Good wellbeing is a fundamental human right and not a set of initiatives or 'things to do'. You can feel it in the culture of an organisation and it is driven by a multitude of activities, behaviours and employee/employer practices, including how we talk and listen to each other.
It is great practice to encourage wellbeing 'champions' within the business and these people should come from every level every department. As soon as we put it in the HR camp, in my experience it just becomes another HR 'initiative' and loses credibility and engagement from the wider organisation.
20th Aug 2018
Thanks for taking the time to comment. You make a valuable point. Distraction comes in many forms, both external; from the noises around us, and other demands on our attention, to the internal commentary of our self-talk.
As a first step I recommend identifying the distractor.
If external; what is within your power to influence or perhaps control? If internal, is it possible to make a choice to place attention away from the chattering self-talk onto your flow activity, safe in the knowledge the thoughts or concerns can be returned to at a later point?
10th Jun 2016
Interesting blog, thanks. It is great that you enjoy your role. Inevitably when people enjoy their roles they perform better in them. However any disciplinary process is unpleasant because ultimately whether anyone is 'proved' to be a liar or not, the reality is that disciplinaries indicate something is wrong in the organisation. They indicate that people are not communicating effectively, people are bored (and causing mischief to 'entertain' themselves), the wrong people have been recruited into roles or some other substantive reason. Most people come to work to do a job and enjoy their day. Very few people intentionally cause others distress. When they do., they are either experiencing something which has damaged their own thinking patterns and are acting out of character (perhaps bullying is happening or they have depression/stress) or in very rare cases they may have a diagnosable mental health condition. There is always a reason for poor behaviour and performance - and it usually comes down to psychology and behaviour.
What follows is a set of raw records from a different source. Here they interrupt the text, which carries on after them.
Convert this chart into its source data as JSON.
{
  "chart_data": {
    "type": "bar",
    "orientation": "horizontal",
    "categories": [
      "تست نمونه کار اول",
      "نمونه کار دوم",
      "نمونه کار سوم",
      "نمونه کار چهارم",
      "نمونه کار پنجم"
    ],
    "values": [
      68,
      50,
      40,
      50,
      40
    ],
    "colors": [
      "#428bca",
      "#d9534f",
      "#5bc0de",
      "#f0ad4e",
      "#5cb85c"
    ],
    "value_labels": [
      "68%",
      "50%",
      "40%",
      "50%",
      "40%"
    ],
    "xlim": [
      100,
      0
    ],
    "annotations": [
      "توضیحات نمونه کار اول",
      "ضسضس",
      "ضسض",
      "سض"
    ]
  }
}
In any case we HR professionals should be spending our time investing in communication skills training for managers and teams, helping them understand themselves and others (emotional intelligence). In my experience, if we set the right culture for the organisation and support people to work together in respectful teams of adults (rather than parent/child relationships so often seen in the workplace) conflict is either avoided altogether or resolved in a way that doesn't require formal processes.
25th Aug 2015
This is fascinating research Jan, thanks for sharing in this blog. I've been reading a lot about diffuse and focused methods of learning and creativity in a free course through www.coursera.org which covers research at University of California.
17th Jun 2015
Thanks for this blog Annabel. Great to see workplace wellbeing is clearly top of your agenda at ADP UK. I'm interested in whether you've implemented mindfulness at ADP and if so what impact it has had? Thanks
16th Apr 2015
Thanks for sharing this blog. It makes very sad reading and unfortunately comes across as very judgemental, although I'm sure it's not intended as such. I agree that 50 slide presentation decks are extreme and unnecessary. A good presenter should be able to present from very few slides, designed to inspire and illustrate a talk. Quotes and images are more engaging than slide after slide of dull copy, that's why they're used! Some quotes may be hackneyed but they are over used for a reason....they're generally profound! Putting together a compelling slide deck takes time and effort. My experience as a presenter and trainer is generally very positive and I always consider my audience. A little appreciation of the hard work and passion that many presenters invest in their work wouldn't go amiss.